Here are a few gray areas of coverage that you might want to be aware of:
More people than ever before are being diagnosed with Autism Spectrum Disorders. According to the Centers for Disease Control and Prevention, about one in 88 children has been identified with ASDs. But do insurers provide coverage for the treatment of autism? Some have to. At least 31 states require insurers to provide coverage for the treatment of autism, according to the National Conference of State Legislators. It’s best to check with your insurer to find out what is covered. Learn more about how the Affordable Care Act might affect individuals with autism and their families.
One of the essential health benefits covered under Obamacare is “rehabilitative and habilitative services and devices,” but that coverage has more to do with hip replacements than face lifts.
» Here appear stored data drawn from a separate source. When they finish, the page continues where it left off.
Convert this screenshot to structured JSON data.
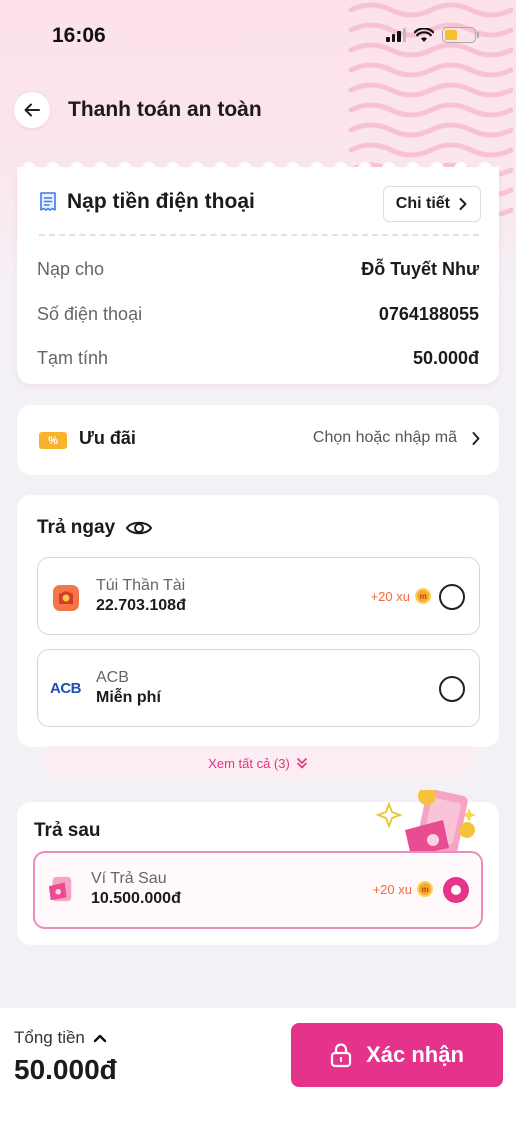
{
  "status_bar": {
    "time": "16:06"
  },
  "header": {
    "title": "Thanh toán an toàn"
  },
  "order": {
    "title": "Nạp tiền điện thoại",
    "detail_label": "Chi tiết",
    "rows": [
      {
        "label": "Nạp cho",
        "value": "Đỗ Tuyết Như"
      },
      {
        "label": "Số điện thoại",
        "value": "0764188055"
      },
      {
        "label": "Tạm tính",
        "value": "50.000đ"
      }
    ]
  },
  "promo": {
    "label": "Ưu đãi",
    "action": "Chọn hoặc nhập mã",
    "icon_text": "%"
  },
  "pay_now": {
    "title": "Trả ngay",
    "methods": [
      {
        "name": "Túi Thần Tài",
        "sub": "22.703.108đ",
        "reward": "+20 xu",
        "selected": false
      },
      {
        "name": "ACB",
        "sub": "Miễn phí",
        "logo": "ACB",
        "selected": false
      }
    ],
    "see_all": "Xem tất cả (3)"
  },
  "pay_later": {
    "title": "Trả sau",
    "methods": [
      {
        "name": "Ví Trả Sau",
        "sub": "10.500.000đ",
        "reward": "+20 xu",
        "selected": true
      }
    ]
  },
  "footer": {
    "total_label": "Tổng tiền",
    "total_value": "50.000đ",
    "confirm_label": "Xác nhận"
  },
  "colors": {
    "accent": "#e5338b",
    "reward": "#f36a3d",
    "promo": "#f7b32b"
  }
}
Plastic or cosmetic work is a type of elective rather than emergency surgery. Generally, it is not covered by insurance — unless it is considered reconstructive. For instance, if you get breast reconstruction surgery after having a mastectomy or if you choose to repair your skin after being in a fire. In some cases, part of your surgery may be covered by insurance if you’re getting work done for a legitimate medical concern. If you’re having surgery just to improve or enhance your appearance, don’t count on getting coverage. But as always, it’s best to ask.
More than 7 million women between the ages of 15-44 in the U.S. have used infertility services, research from the CDC shows. Infertility treatments have helped many couples have children, but they’re not cheap. RESOLVE, the National Infertility Association, says the average cost of an in vitro fertilization cycle costs $8,158. But will your insurance cover treatments? Some states require insurance companies to cover infertility treatments. Check to see what your state’s laws are. States with an IVF mandates include Arkansas, Connecticut, Hawaii, Illinois, Massachusetts, Maryland, New Jersey, and Rhode Island. If you live in one of those states, research what your insurance plan is legally required to cover. If you don’t live in a state that covers infertility, check to see if your employer covers infertility treatments.
Once a health insurance gray area, the Affordable Care Act has helped clear what is legally required of insurers when it comes to maternity care. Before the health insurance law, insurers could turn you down if you applied for a plan while pregnant because they considered pregnancy to be a preexisting condition. Under the new health insurance law, you can’t be denied or charged more coverage if you’re pregnant. Moreover, under the health care law, pregnant women and new moms will receive access to a host of recommended preventive services, including gestational diabetes screening, lactation support, and contraception.
The CDC says more than one-third of U.S. adults are obese. In 2008, the estimated annual medical cost in the U.S. for obesity totaled $147 billion. So what are insurers legally obligated to cover? The Affordable Care Act requires most insurers to tackle obesity, at least in its initial stages. All insurers have to cover screening and counseling for obesity under the Affordable Care Act’s preventive services benefit — with no patient cost-sharing. But when it comes to treatment, obesity is largely being handled at the state level. Some states have obesity treatments listed under their essential health benefits, but not all do. Check to see what your state mandates for treatment coverage. Also, note that some grandfathered insurance plans don’t have to cover obesity treatment if their overall coverage since 2010 hasn’t changed.